Ash Wednesday in Esteli

Esteli is a busy town. There are a great many jobs involving the industry that we will not name in this post. As a result of those worker's wages, Esteli is a thriving, busy, noisy mercantile center. Loudspeakers blare from shops, hawkers sell their wares on the street, and workers look for bargains in bins of clothing. It is all noise and color and frenetic energy. Venture off into the side-streets, however, and Esteli is a place of narrow lanes and sleeping dogs.  


The Esteli River, dry as a bone.

If you like chicken, rice, and beans, you will love Esteli. Nicaraguan cuisine is not one that folks usually rave about. That you will get plantains with every meal is a given. Let's be kind and call the local grub earthy. Yes, that's it, earthy. And filling.


My favorite street-food stall.


Pollo, hand-made tortillas, pico de gallo, and a smidge of slaw. What else do you need?

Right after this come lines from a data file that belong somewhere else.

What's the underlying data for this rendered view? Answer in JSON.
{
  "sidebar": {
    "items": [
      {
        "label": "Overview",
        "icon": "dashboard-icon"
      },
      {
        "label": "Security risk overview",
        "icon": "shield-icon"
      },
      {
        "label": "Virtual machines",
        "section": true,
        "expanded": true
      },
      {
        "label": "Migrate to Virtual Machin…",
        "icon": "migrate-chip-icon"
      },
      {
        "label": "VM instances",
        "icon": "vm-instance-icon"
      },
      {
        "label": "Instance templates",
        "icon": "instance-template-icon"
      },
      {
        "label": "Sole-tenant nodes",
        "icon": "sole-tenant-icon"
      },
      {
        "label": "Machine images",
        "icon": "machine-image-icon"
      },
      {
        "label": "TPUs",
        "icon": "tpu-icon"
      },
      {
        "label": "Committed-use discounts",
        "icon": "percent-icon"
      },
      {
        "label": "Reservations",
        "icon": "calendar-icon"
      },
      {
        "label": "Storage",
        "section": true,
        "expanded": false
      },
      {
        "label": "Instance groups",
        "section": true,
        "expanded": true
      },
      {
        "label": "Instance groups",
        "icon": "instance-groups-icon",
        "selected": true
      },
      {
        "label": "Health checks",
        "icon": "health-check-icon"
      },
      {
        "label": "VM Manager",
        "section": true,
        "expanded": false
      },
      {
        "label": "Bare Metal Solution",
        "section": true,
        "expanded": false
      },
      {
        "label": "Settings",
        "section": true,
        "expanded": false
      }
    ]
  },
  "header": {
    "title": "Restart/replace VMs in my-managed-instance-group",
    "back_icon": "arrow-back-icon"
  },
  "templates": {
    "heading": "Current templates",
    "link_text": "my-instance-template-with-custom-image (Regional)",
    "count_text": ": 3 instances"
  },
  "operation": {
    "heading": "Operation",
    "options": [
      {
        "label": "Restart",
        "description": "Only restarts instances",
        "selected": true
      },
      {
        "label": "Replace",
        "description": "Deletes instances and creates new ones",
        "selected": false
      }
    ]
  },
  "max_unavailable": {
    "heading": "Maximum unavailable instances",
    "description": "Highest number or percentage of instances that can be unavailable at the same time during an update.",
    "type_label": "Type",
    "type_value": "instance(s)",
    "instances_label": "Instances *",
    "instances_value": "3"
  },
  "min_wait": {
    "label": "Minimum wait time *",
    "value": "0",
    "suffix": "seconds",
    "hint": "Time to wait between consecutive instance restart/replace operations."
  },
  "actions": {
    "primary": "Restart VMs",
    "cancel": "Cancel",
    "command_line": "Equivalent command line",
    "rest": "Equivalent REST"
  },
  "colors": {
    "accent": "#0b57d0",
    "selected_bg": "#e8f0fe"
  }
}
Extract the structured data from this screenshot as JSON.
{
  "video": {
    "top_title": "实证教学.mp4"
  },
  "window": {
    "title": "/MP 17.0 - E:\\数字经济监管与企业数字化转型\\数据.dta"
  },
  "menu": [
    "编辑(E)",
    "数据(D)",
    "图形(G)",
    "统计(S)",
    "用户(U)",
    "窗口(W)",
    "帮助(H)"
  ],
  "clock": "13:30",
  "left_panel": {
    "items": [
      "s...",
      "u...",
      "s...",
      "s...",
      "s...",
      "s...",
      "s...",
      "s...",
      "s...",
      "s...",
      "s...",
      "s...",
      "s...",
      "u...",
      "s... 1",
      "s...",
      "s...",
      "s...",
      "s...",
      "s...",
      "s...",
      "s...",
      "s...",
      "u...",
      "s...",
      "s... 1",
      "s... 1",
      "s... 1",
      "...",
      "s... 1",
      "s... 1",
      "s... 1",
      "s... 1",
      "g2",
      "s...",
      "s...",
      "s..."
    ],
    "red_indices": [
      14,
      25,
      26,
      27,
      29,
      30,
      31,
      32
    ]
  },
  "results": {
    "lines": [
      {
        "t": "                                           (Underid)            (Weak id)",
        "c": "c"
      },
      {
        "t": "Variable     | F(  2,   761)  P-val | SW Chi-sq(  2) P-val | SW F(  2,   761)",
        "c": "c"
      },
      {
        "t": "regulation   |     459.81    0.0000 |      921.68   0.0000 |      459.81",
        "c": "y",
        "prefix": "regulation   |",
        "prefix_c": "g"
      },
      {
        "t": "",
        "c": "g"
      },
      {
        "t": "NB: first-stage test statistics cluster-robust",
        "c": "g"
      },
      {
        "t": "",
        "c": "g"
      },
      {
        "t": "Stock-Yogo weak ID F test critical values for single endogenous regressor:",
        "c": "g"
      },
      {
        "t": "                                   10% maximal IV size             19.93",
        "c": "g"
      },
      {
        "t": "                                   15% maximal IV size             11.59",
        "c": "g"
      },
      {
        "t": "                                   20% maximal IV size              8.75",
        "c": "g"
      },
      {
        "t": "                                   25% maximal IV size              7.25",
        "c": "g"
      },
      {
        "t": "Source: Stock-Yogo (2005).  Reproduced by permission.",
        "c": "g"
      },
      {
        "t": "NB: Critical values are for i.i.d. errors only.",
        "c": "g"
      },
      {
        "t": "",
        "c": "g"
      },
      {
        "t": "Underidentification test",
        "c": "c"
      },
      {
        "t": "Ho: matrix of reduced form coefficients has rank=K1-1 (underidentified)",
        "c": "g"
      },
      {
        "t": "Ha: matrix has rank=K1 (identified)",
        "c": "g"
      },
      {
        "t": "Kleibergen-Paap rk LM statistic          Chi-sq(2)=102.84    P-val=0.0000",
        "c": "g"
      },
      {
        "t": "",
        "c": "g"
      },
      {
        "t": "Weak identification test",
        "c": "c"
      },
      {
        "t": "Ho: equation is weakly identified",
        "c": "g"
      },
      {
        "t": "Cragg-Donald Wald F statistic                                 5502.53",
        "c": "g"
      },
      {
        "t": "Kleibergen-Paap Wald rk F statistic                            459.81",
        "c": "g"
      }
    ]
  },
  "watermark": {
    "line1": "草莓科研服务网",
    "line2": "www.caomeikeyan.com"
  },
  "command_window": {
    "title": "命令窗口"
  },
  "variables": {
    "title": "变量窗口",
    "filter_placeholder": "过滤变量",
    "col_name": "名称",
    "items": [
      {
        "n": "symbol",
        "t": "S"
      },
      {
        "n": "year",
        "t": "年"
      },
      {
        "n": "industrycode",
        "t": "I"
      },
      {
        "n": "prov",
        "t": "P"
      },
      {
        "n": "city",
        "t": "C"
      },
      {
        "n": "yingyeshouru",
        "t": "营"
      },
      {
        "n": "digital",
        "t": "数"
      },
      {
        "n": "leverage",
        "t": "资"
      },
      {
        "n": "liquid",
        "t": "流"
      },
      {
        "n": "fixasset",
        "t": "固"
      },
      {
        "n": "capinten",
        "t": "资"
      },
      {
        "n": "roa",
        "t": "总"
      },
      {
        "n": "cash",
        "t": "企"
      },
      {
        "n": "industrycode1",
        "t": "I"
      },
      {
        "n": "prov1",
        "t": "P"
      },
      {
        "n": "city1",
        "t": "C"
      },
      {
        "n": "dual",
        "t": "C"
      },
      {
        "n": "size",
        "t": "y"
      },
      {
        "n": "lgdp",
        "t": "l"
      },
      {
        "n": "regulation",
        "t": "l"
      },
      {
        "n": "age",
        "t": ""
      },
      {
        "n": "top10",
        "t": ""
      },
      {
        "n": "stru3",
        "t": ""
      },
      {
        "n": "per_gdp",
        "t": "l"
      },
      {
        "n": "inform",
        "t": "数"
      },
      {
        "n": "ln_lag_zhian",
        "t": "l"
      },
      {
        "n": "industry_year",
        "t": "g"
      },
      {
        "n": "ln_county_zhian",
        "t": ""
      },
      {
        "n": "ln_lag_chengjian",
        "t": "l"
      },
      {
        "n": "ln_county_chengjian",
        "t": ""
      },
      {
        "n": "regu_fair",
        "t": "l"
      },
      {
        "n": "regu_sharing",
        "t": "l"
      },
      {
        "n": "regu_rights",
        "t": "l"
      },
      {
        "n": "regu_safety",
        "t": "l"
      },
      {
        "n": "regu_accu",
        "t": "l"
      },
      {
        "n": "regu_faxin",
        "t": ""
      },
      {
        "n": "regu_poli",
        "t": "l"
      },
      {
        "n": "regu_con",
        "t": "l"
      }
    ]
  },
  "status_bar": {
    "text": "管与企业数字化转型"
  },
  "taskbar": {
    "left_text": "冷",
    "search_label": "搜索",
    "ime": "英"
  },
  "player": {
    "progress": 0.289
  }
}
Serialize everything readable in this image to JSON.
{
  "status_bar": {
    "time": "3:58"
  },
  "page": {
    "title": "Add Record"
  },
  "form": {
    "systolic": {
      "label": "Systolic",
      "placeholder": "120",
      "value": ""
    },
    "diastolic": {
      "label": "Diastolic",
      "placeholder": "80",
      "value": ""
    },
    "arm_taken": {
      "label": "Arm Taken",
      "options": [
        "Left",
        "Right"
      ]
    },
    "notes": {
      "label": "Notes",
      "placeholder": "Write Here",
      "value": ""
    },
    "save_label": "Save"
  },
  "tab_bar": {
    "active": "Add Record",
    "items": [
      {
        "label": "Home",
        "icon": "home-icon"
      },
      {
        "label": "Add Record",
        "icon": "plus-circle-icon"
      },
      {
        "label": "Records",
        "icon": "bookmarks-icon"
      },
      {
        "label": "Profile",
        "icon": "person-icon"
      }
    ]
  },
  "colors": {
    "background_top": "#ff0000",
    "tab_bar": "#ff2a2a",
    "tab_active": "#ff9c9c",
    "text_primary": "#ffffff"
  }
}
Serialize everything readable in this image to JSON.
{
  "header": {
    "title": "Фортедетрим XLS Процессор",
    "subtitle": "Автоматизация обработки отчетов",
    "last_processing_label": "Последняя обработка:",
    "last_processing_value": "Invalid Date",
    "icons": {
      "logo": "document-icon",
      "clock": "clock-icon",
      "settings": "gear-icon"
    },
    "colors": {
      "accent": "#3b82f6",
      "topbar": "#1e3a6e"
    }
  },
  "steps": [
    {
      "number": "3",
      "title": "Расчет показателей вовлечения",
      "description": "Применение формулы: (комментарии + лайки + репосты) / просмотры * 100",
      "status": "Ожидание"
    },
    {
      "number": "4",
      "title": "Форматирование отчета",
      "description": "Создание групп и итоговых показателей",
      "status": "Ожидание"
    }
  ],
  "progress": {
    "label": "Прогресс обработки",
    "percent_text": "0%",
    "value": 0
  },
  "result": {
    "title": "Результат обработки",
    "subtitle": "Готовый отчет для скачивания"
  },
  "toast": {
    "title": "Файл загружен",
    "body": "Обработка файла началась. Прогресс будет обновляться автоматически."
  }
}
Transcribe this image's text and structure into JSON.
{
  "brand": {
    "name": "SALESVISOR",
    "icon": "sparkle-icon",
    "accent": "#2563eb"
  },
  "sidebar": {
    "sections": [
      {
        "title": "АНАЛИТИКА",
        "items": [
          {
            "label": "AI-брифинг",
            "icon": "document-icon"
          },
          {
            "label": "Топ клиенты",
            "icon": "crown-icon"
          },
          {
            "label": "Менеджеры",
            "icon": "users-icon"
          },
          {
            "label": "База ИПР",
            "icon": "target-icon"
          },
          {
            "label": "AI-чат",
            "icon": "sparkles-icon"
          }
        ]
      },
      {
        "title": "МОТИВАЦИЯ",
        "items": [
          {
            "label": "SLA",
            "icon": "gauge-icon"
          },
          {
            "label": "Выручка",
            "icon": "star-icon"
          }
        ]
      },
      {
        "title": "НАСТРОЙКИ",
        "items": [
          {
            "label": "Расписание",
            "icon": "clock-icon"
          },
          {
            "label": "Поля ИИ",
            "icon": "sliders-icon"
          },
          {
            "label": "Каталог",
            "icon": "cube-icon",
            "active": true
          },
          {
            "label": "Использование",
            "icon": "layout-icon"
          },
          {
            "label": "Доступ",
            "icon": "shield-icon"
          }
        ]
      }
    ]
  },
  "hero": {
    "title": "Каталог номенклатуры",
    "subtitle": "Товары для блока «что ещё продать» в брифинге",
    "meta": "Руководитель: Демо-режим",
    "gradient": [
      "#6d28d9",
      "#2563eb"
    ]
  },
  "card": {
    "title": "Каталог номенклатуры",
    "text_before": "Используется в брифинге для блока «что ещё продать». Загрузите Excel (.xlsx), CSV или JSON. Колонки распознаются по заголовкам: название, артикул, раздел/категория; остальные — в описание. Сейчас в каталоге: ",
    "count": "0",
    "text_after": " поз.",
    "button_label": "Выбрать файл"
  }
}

Still hungry? Heavy, sugary pastries are but a stone's throw away.

Speaking of the shops in Esteli, you may see someone wearing a T-shirt emblazoned with "New England Patriots -- Super Bowl Champions 2018." Wait, that's not right. But the Third World is where rejected clothing goes on to have new life. I have seen farmers in Laotian rice fields sporting shirts celebrating a Texas family reunion. How did such a shirt find its way here? The answer is simple: bulk clothing brokers. These folks buy up whatever rejected clothing they can find. The super bowl shirts printed for the losing team are a fine example. Bought for pennies a pound, the clothing, towels, whatever, are baled and shipped to other markets. Whole shipping containers of these bales end up in poor countries around the globe, where they are sold to folks who need cheap shirts. 


Bales of forgotten First World goods.

There is one reason why folks in Esteli are able to buy goods, and that one reason is the industry we are not mentioning in this post. The current population of Esteli is estimated at about 130,000 people. That is the polulation of the town. The department, or state of Esteli, is somewhere in the neighborhood of 230,000 people. In the city of Esteli, about half of the folks are directly employed in one industry. That industry makes you-know-what. Virtually every other business in the town provides goods, services, or material to that same industry. 


An evening walkabout can yield amazing sights. The gloaming of the day on a quiet Esteli street becomes, for a magic moment, a tableau of glowing red. Uniformed school children make their way home to dinners sure to contain a plantain. I stand mesmerized in the fleeting glow.